Scrooge’s design hadn’t yet been solidified, so he appears here in a black jacket and red tie rather than his later customary and distinctive red coat. The plot of that story takes some strange and unpredictable turns, but begins with Donald wanting to raise a sunken ship. The solution Barks supplies was decades ahead of its time, and a variation has now been used in reality, with air displacing water until the ship once again floats.

The cover story sees Donald working at a ranch, and confidently making the foolish promise to replace any horses stolen if he’s entrusted with running the place with the owner absent. Barks conceives an ingenious con job central to the story, with Huey, Dewey and Louie’s persistence central. Later in the book there’s another troublesome villain at large, but Donald’s more concerned at ridding the house of the wildlife menagerie his nephews have accumulated.

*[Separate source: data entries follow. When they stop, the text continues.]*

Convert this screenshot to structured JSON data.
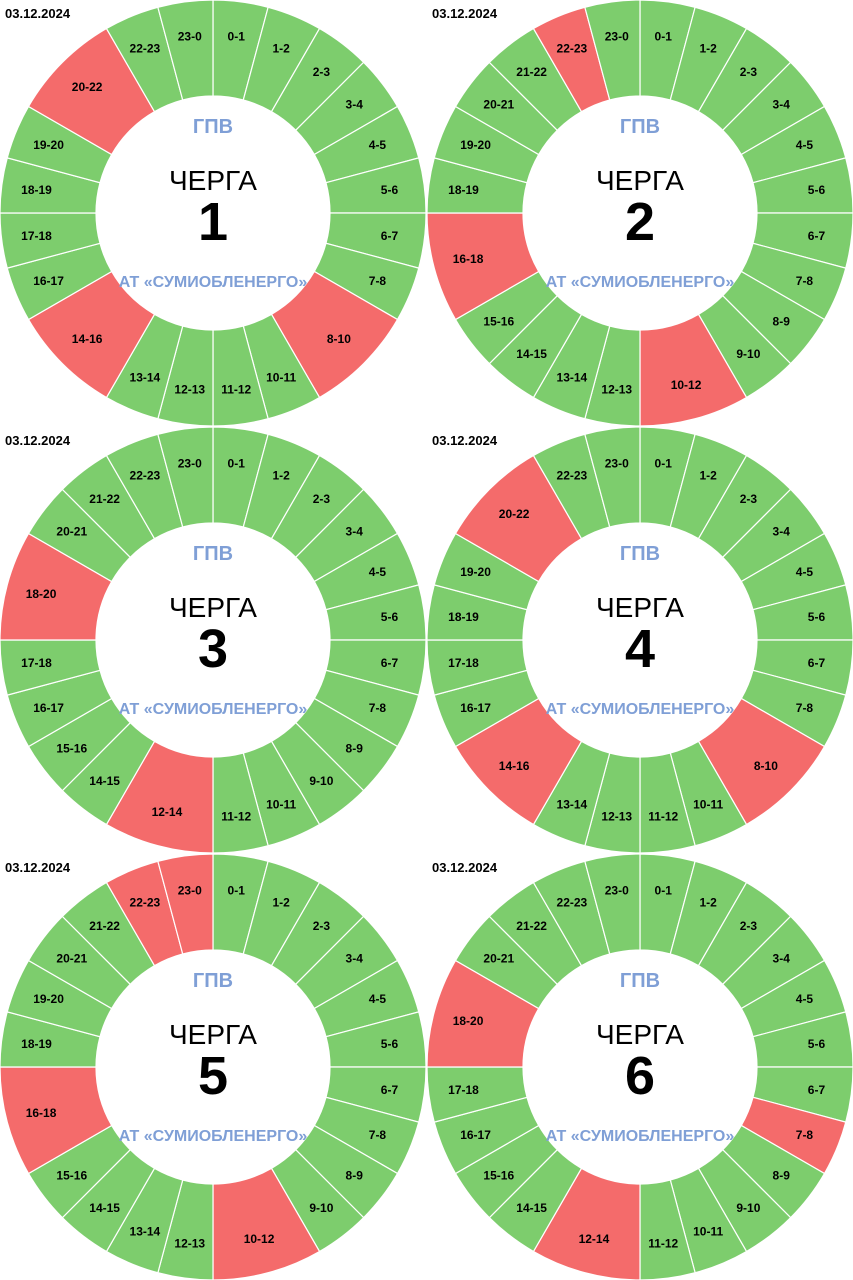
{
  "colors": {
    "on": "#7dcd6d",
    "off": "#f46b6b",
    "accent": "#7f9fd6"
  },
  "schedules": [
    {
      "date": "03.12.2024",
      "header": "ГПВ",
      "word": "ЧЕРГА",
      "number": "1",
      "footer": "АТ «СУМИОБЛЕНЕРГО»",
      "segments": [
        {
          "label": "0-1",
          "hours": 1,
          "status": "on"
        },
        {
          "label": "1-2",
          "hours": 1,
          "status": "on"
        },
        {
          "label": "2-3",
          "hours": 1,
          "status": "on"
        },
        {
          "label": "3-4",
          "hours": 1,
          "status": "on"
        },
        {
          "label": "4-5",
          "hours": 1,
          "status": "on"
        },
        {
          "label": "5-6",
          "hours": 1,
          "status": "on"
        },
        {
          "label": "6-7",
          "hours": 1,
          "status": "on"
        },
        {
          "label": "7-8",
          "hours": 1,
          "status": "on"
        },
        {
          "label": "8-10",
          "hours": 2,
          "status": "off"
        },
        {
          "label": "10-11",
          "hours": 1,
          "status": "on"
        },
        {
          "label": "11-12",
          "hours": 1,
          "status": "on"
        },
        {
          "label": "12-13",
          "hours": 1,
          "status": "on"
        },
        {
          "label": "13-14",
          "hours": 1,
          "status": "on"
        },
        {
          "label": "14-16",
          "hours": 2,
          "status": "off"
        },
        {
          "label": "16-17",
          "hours": 1,
          "status": "on"
        },
        {
          "label": "17-18",
          "hours": 1,
          "status": "on"
        },
        {
          "label": "18-19",
          "hours": 1,
          "status": "on"
        },
        {
          "label": "19-20",
          "hours": 1,
          "status": "on"
        },
        {
          "label": "20-22",
          "hours": 2,
          "status": "off"
        },
        {
          "label": "22-23",
          "hours": 1,
          "status": "on"
        },
        {
          "label": "23-0",
          "hours": 1,
          "status": "on"
        }
      ]
    },
    {
      "date": "03.12.2024",
      "header": "ГПВ",
      "word": "ЧЕРГА",
      "number": "2",
      "footer": "АТ «СУМИОБЛЕНЕРГО»",
      "segments": [
        {
          "label": "0-1",
          "hours": 1,
          "status": "on"
        },
        {
          "label": "1-2",
          "hours": 1,
          "status": "on"
        },
        {
          "label": "2-3",
          "hours": 1,
          "status": "on"
        },
        {
          "label": "3-4",
          "hours": 1,
          "status": "on"
        },
        {
          "label": "4-5",
          "hours": 1,
          "status": "on"
        },
        {
          "label": "5-6",
          "hours": 1,
          "status": "on"
        },
        {
          "label": "6-7",
          "hours": 1,
          "status": "on"
        },
        {
          "label": "7-8",
          "hours": 1,
          "status": "on"
        },
        {
          "label": "8-9",
          "hours": 1,
          "status": "on"
        },
        {
          "label": "9-10",
          "hours": 1,
          "status": "on"
        },
        {
          "label": "10-12",
          "hours": 2,
          "status": "off"
        },
        {
          "label": "12-13",
          "hours": 1,
          "status": "on"
        },
        {
          "label": "13-14",
          "hours": 1,
          "status": "on"
        },
        {
          "label": "14-15",
          "hours": 1,
          "status": "on"
        },
        {
          "label": "15-16",
          "hours": 1,
          "status": "on"
        },
        {
          "label": "16-18",
          "hours": 2,
          "status": "off"
        },
        {
          "label": "18-19",
          "hours": 1,
          "status": "on"
        },
        {
          "label": "19-20",
          "hours": 1,
          "status": "on"
        },
        {
          "label": "20-21",
          "hours": 1,
          "status": "on"
        },
        {
          "label": "21-22",
          "hours": 1,
          "status": "on"
        },
        {
          "label": "22-23",
          "hours": 1,
          "status": "off"
        },
        {
          "label": "23-0",
          "hours": 1,
          "status": "on"
        }
      ]
    },
    {
      "date": "03.12.2024",
      "header": "ГПВ",
      "word": "ЧЕРГА",
      "number": "3",
      "footer": "АТ «СУМИОБЛЕНЕРГО»",
      "segments": [
        {
          "label": "0-1",
          "hours": 1,
          "status": "on"
        },
        {
          "label": "1-2",
          "hours": 1,
          "status": "on"
        },
        {
          "label": "2-3",
          "hours": 1,
          "status": "on"
        },
        {
          "label": "3-4",
          "hours": 1,
          "status": "on"
        },
        {
          "label": "4-5",
          "hours": 1,
          "status": "on"
        },
        {
          "label": "5-6",
          "hours": 1,
          "status": "on"
        },
        {
          "label": "6-7",
          "hours": 1,
          "status": "on"
        },
        {
          "label": "7-8",
          "hours": 1,
          "status": "on"
        },
        {
          "label": "8-9",
          "hours": 1,
          "status": "on"
        },
        {
          "label": "9-10",
          "hours": 1,
          "status": "on"
        },
        {
          "label": "10-11",
          "hours": 1,
          "status": "on"
        },
        {
          "label": "11-12",
          "hours": 1,
          "status": "on"
        },
        {
          "label": "12-14",
          "hours": 2,
          "status": "off"
        },
        {
          "label": "14-15",
          "hours": 1,
          "status": "on"
        },
        {
          "label": "15-16",
          "hours": 1,
          "status": "on"
        },
        {
          "label": "16-17",
          "hours": 1,
          "status": "on"
        },
        {
          "label": "17-18",
          "hours": 1,
          "status": "on"
        },
        {
          "label": "18-20",
          "hours": 2,
          "status": "off"
        },
        {
          "label": "20-21",
          "hours": 1,
          "status": "on"
        },
        {
          "label": "21-22",
          "hours": 1,
          "status": "on"
        },
        {
          "label": "22-23",
          "hours": 1,
          "status": "on"
        },
        {
          "label": "23-0",
          "hours": 1,
          "status": "on"
        }
      ]
    },
    {
      "date": "03.12.2024",
      "header": "ГПВ",
      "word": "ЧЕРГА",
      "number": "4",
      "footer": "АТ «СУМИОБЛЕНЕРГО»",
      "segments": [
        {
          "label": "0-1",
          "hours": 1,
          "status": "on"
        },
        {
          "label": "1-2",
          "hours": 1,
          "status": "on"
        },
        {
          "label": "2-3",
          "hours": 1,
          "status": "on"
        },
        {
          "label": "3-4",
          "hours": 1,
          "status": "on"
        },
        {
          "label": "4-5",
          "hours": 1,
          "status": "on"
        },
        {
          "label": "5-6",
          "hours": 1,
          "status": "on"
        },
        {
          "label": "6-7",
          "hours": 1,
          "status": "on"
        },
        {
          "label": "7-8",
          "hours": 1,
          "status": "on"
        },
        {
          "label": "8-10",
          "hours": 2,
          "status": "off"
        },
        {
          "label": "10-11",
          "hours": 1,
          "status": "on"
        },
        {
          "label": "11-12",
          "hours": 1,
          "status": "on"
        },
        {
          "label": "12-13",
          "hours": 1,
          "status": "on"
        },
        {
          "label": "13-14",
          "hours": 1,
          "status": "on"
        },
        {
          "label": "14-16",
          "hours": 2,
          "status": "off"
        },
        {
          "label": "16-17",
          "hours": 1,
          "status": "on"
        },
        {
          "label": "17-18",
          "hours": 1,
          "status": "on"
        },
        {
          "label": "18-19",
          "hours": 1,
          "status": "on"
        },
        {
          "label": "19-20",
          "hours": 1,
          "status": "on"
        },
        {
          "label": "20-22",
          "hours": 2,
          "status": "off"
        },
        {
          "label": "22-23",
          "hours": 1,
          "status": "on"
        },
        {
          "label": "23-0",
          "hours": 1,
          "status": "on"
        }
      ]
    },
    {
      "date": "03.12.2024",
      "header": "ГПВ",
      "word": "ЧЕРГА",
      "number": "5",
      "footer": "АТ «СУМИОБЛЕНЕРГО»",
      "segments": [
        {
          "label": "0-1",
          "hours": 1,
          "status": "on"
        },
        {
          "label": "1-2",
          "hours": 1,
          "status": "on"
        },
        {
          "label": "2-3",
          "hours": 1,
          "status": "on"
        },
        {
          "label": "3-4",
          "hours": 1,
          "status": "on"
        },
        {
          "label": "4-5",
          "hours": 1,
          "status": "on"
        },
        {
          "label": "5-6",
          "hours": 1,
          "status": "on"
        },
        {
          "label": "6-7",
          "hours": 1,
          "status": "on"
        },
        {
          "label": "7-8",
          "hours": 1,
          "status": "on"
        },
        {
          "label": "8-9",
          "hours": 1,
          "status": "on"
        },
        {
          "label": "9-10",
          "hours": 1,
          "status": "on"
        },
        {
          "label": "10-12",
          "hours": 2,
          "status": "off"
        },
        {
          "label": "12-13",
          "hours": 1,
          "status": "on"
        },
        {
          "label": "13-14",
          "hours": 1,
          "status": "on"
        },
        {
          "label": "14-15",
          "hours": 1,
          "status": "on"
        },
        {
          "label": "15-16",
          "hours": 1,
          "status": "on"
        },
        {
          "label": "16-18",
          "hours": 2,
          "status": "off"
        },
        {
          "label": "18-19",
          "hours": 1,
          "status": "on"
        },
        {
          "label": "19-20",
          "hours": 1,
          "status": "on"
        },
        {
          "label": "20-21",
          "hours": 1,
          "status": "on"
        },
        {
          "label": "21-22",
          "hours": 1,
          "status": "on"
        },
        {
          "label": "22-23",
          "hours": 1,
          "status": "off"
        },
        {
          "label": "23-0",
          "hours": 1,
          "status": "off"
        }
      ]
    },
    {
      "date": "03.12.2024",
      "header": "ГПВ",
      "word": "ЧЕРГА",
      "number": "6",
      "footer": "АТ «СУМИОБЛЕНЕРГО»",
      "segments": [
        {
          "label": "0-1",
          "hours": 1,
          "status": "on"
        },
        {
          "label": "1-2",
          "hours": 1,
          "status": "on"
        },
        {
          "label": "2-3",
          "hours": 1,
          "status": "on"
        },
        {
          "label": "3-4",
          "hours": 1,
          "status": "on"
        },
        {
          "label": "4-5",
          "hours": 1,
          "status": "on"
        },
        {
          "label": "5-6",
          "hours": 1,
          "status": "on"
        },
        {
          "label": "6-7",
          "hours": 1,
          "status": "on"
        },
        {
          "label": "7-8",
          "hours": 1,
          "status": "off"
        },
        {
          "label": "8-9",
          "hours": 1,
          "status": "on"
        },
        {
          "label": "9-10",
          "hours": 1,
          "status": "on"
        },
        {
          "label": "10-11",
          "hours": 1,
          "status": "on"
        },
        {
          "label": "11-12",
          "hours": 1,
          "status": "on"
        },
        {
          "label": "12-14",
          "hours": 2,
          "status": "off"
        },
        {
          "label": "14-15",
          "hours": 1,
          "status": "on"
        },
        {
          "label": "15-16",
          "hours": 1,
          "status": "on"
        },
        {
          "label": "16-17",
          "hours": 1,
          "status": "on"
        },
        {
          "label": "17-18",
          "hours": 1,
          "status": "on"
        },
        {
          "label": "18-20",
          "hours": 2,
          "status": "off"
        },
        {
          "label": "20-21",
          "hours": 1,
          "status": "on"
        },
        {
          "label": "21-22",
          "hours": 1,
          "status": "on"
        },
        {
          "label": "22-23",
          "hours": 1,
          "status": "on"
        },
        {
          "label": "23-0",
          "hours": 1,
          "status": "on"
        }
      ]
    }
  ]
}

A final story is a surreal gem, centred on Donald and his nephews at opposite sides of a canyon toying with echoes. The kids want money, so have set up a coin box labelled “Depozit 10 cents for echo”, but Donald’s a step ahead of that, and the tale proceeds with him fetching an escalating selection of objects in the expectation that their sound will be duplicated as an echo.

The cartooning is excellent, the gags are excellent and the plots are excellent. This is a collection of Barks at his peak.